まずは昨日の結果報告から。名古屋で鰻と言えばやっぱり「ひつまぶし」ですよね。平たく言えば鰻丼のバリエーションなんですが、お櫃から取った鰻飯をまずはそのまま食べ、次は薬味を載せ、最後にはお茶漬けにして食べてしまう…という、何とも贅沢な気分を楽しめる料理です。もちろん、ちゃんと食べてきましたよ。一食で3度楽しい食事でした。ただ、お金も3食分近くかかってますけどね。
東京都内の東名高速道路で、1999年に乗用車が飲酒運転のトラックに追突されて炎上し、閉じこめられた小さな女の子二人が焼死した事故で、両親が元運転手と運送会社などに対して損害賠償を求めていた民事訴訟の判決が24日に下りました。この事故については、先に刑事裁判で元運転手が業務上過失致死罪で懲役4年の刑を受けましたが、その後被害者の両親が悪質な交通事故の再発防止を訴えて運動を続け、飲酒運転や故意の信号無視など悪質な事故の加害者に対して最大15年の懲役刑を科すことのできる「危険運転致死傷罪」が創設された…という経緯があります。

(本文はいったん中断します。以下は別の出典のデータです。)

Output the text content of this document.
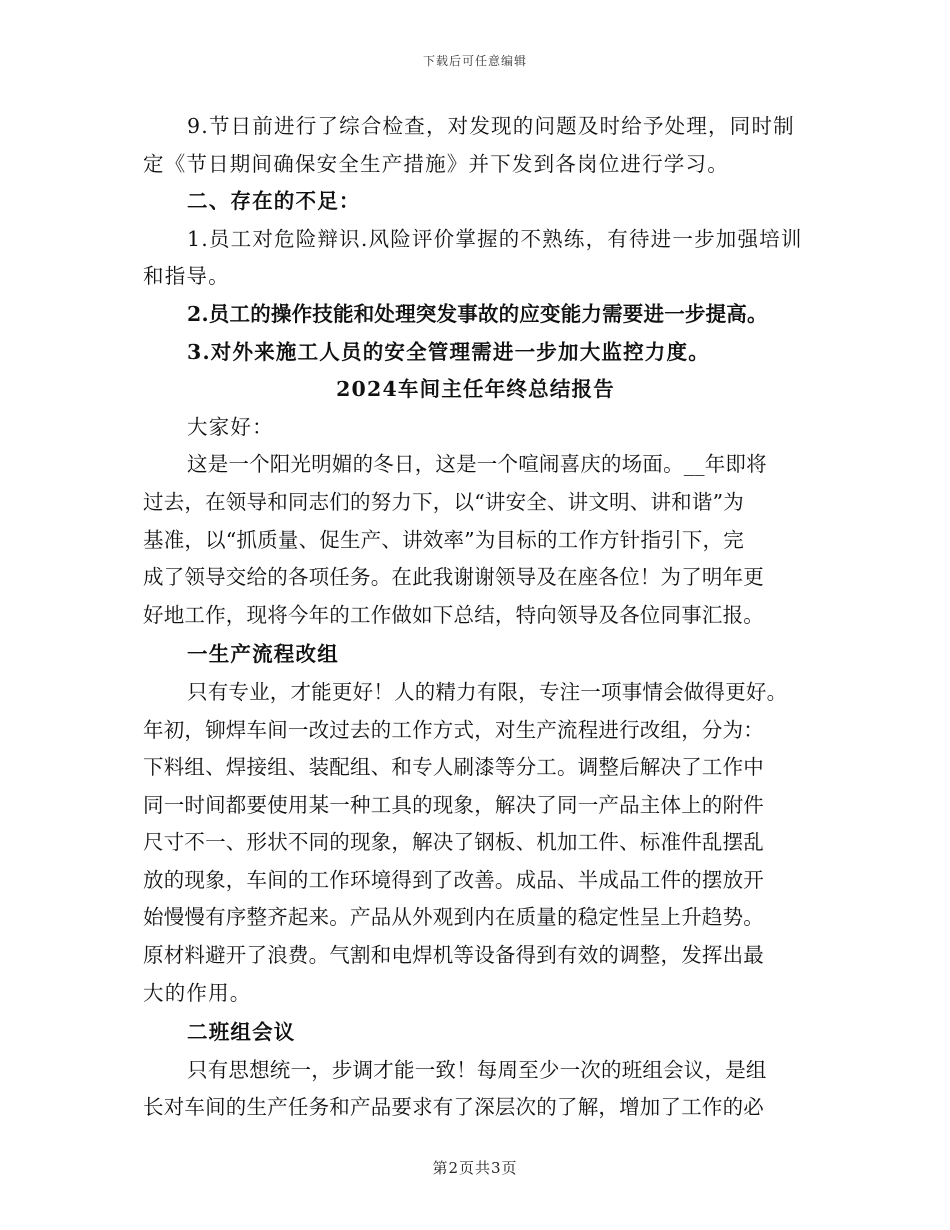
下载后可任意编辑
9.节日前进行了综合检查，对发现的问题及时给予处理，同时制
定《节日期间确保安全生产措施》并下发到各岗位进行学习。
二、存在的不足：
1.员工对危险辩识.风险评价掌握的不熟练，有待进一步加强培训
和指导。
2.员工的操作技能和处理突发事故的应变能力需要进一步提高。
3.对外来施工人员的安全管理需进一步加大监控力度。
2024车间主任年终总结报告
大家好：
这是一个阳光明媚的冬日，这是一个喧闹喜庆的场面。__年即将
过去，在领导和同志们的努力下，以“讲安全、讲文明、讲和谐”为
基准，以“抓质量、促生产、讲效率”为目标的工作方针指引下，完
成了领导交给的各项任务。在此我谢谢领导及在座各位！为了明年更
好地工作，现将今年的工作做如下总结，特向领导及各位同事汇报。
一生产流程改组
只有专业，才能更好！人的精力有限，专注一项事情会做得更好。
年初，铆焊车间一改过去的工作方式，对生产流程进行改组，分为：
下料组、焊接组、装配组、和专人刷漆等分工。调整后解决了工作中
同一时间都要使用某一种工具的现象，解决了同一产品主体上的附件
尺寸不一、形状不同的现象，解决了钢板、机加工件、标准件乱摆乱
放的现象，车间的工作环境得到了改善。成品、半成品工件的摆放开
始慢慢有序整齐起来。产品从外观到内在质量的稳定性呈上升趋势。
原材料避开了浪费。气割和电焊机等设备得到有效的调整，发挥出最
大的作用。
二班组会议
只有思想统一，步调才能一致！每周至少一次的班组会议，是组
长对车间的生产任务和产品要求有了深层次的了解，增加了工作的必
第2页共3页
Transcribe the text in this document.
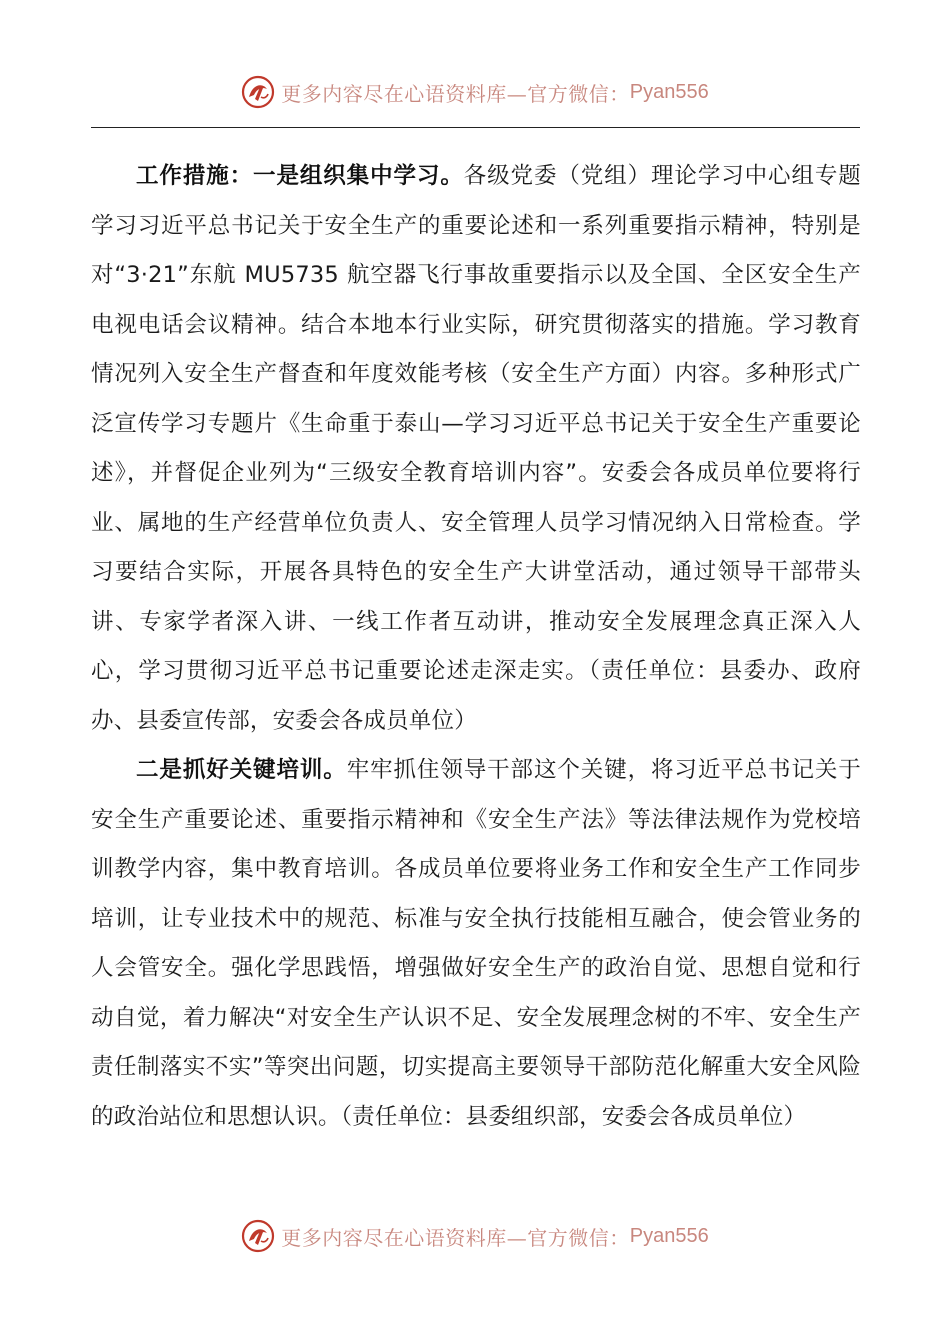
更多内容尽在心语资料库—官方微信： Pyan556

工作措施：一是组织集中学习。各级党委（党组）理论学习中心组专题学习习近平总书记关于安全生产的重要论述和一系列重要指示精神，特别是对“3·21”东航 MU5735 航空器飞行事故重要指示以及全国、全区安全生产电视电话会议精神。结合本地本行业实际，研究贯彻落实的措施。学习教育情况列入安全生产督查和年度效能考核（安全生产方面）内容。多种形式广泛宣传学习专题片《生命重于泰山—学习习近平总书记关于安全生产重要论述》，并督促企业列为“三级安全教育培训内容”。安委会各成员单位要将行业、属地的生产经营单位负责人、安全管理人员学习情况纳入日常检查。学习要结合实际，开展各具特色的安全生产大讲堂活动，通过领导干部带头讲、专家学者深入讲、一线工作者互动讲，推动安全发展理念真正深入人心，学习贯彻习近平总书记重要论述走深走实。（责任单位：县委办、政府办、县委宣传部，安委会各成员单位）

二是抓好关键培训。牢牢抓住领导干部这个关键，将习近平总书记关于安全生产重要论述、重要指示精神和《安全生产法》等法律法规作为党校培训教学内容，集中教育培训。各成员单位要将业务工作和安全生产工作同步培训，让专业技术中的规范、标准与安全执行技能相互融合，使会管业务的人会管安全。强化学思践悟，增强做好安全生产的政治自觉、思想自觉和行动自觉，着力解决“对安全生产认识不足、安全发展理念树的不牢、安全生产责任制落实不实”等突出问题，切实提高主要领导干部防范化解重大安全风险的政治站位和思想认识。（责任单位：县委组织部，安委会各成员单位）

更多内容尽在心语资料库—官方微信： Pyan556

判決は、両親の訴えを全面的に認めるもので、総計約2億5,000万円の損害賠償が命じられました。特徴的なのは、賠償の一部は、亡くなった二人が生きていれば18歳になる年から15年間、毎年の命日にひとり当たり270万円ずつ分割して支払われることです。この「分割払い賠償」は、両親が「一生をかけて償う気持ちを持ち続けてほしい」として求めていたもので、こうした部分まで全て両親の訴え通り…となったわけです。
道路交通法違反となる行為にもいろいろとありますが、人間の正常な判断能力を麻痺させて、車を「走る凶器」に変貌させる飲酒運転は、もっとも重大で悪質なものでしょう。だからこそ、「検挙即免許取り消し」というもっとも重い処分を科す違反行為として規定されています。
しかも、飲酒運転には「うっかり」の違反はあり得ません。運転することの危険性が自他共に十分理解できる状態で、なおかつハンドルを握るというのが飲酒運転ですから、強固な意志を持てば決して起こりえない違反であり、同時に「違反しよう」という明確な意志なしには犯せない違反です。そう考えれば、飲酒運転で死亡事故を起こした加害者は決して許されるものではなく、この判決は被害者側の感情にも最大限に配慮して出された英断であったと言えるのでしょう。
ただ、私にはちょっと気になることがあります。この判決通りになれば、10年後くらいから命日ごとの賠償金支払いが始まり、それが15年間続きます。このことが、加害者の元運転手に、忘れかけた頃に「一生かけての償い」を意識させることは確かでしょう。しかし、これは被害者の両親の側から見ても同じことだと思うんですよね。
事故の加害者も被害者も、そうである以前に一人ひとりの人間であり、それぞれの人生を人間らしく生きる権利があるはずです。事故によって生まれた苦しみ、悲しみ、憎しみといった気持ちは、時間の経過により癒されて、そのおかげで立ち直れる面もあると思います。しかし、10年ぶりの賠償開始が、そうした決して前向きとは言えない気持ちを双方によみがえらせてしまい、どちらにもマイナスに働きそうな気がしてなりません。
まもなく、母が亡くなってから一年が経ちます。私の場合は、その後いろいろな出来事が立て続けに起こった…というよりも自分から出来事を起こしたおかげで、ずっと悲しんでいることもなく、意外に早くこれまで通りの生活に戻れたような気がします。別に母のことを忘れたかったということではなく、生きている以上はやっぱり自分自身のことを大事にしてあげなくてはいけませんよね。そんな気持ちは取り戻せた気がします。
もちろん、長い間病気と闘い続けた母と、理不尽な交通事故で命を奪われた幼い娘たちではその悲しみの質は全く違うのでしょうけど、身近な人の死にどうやって向き合っていけばいいのか…そんなことまで考えさせられたニュースでした。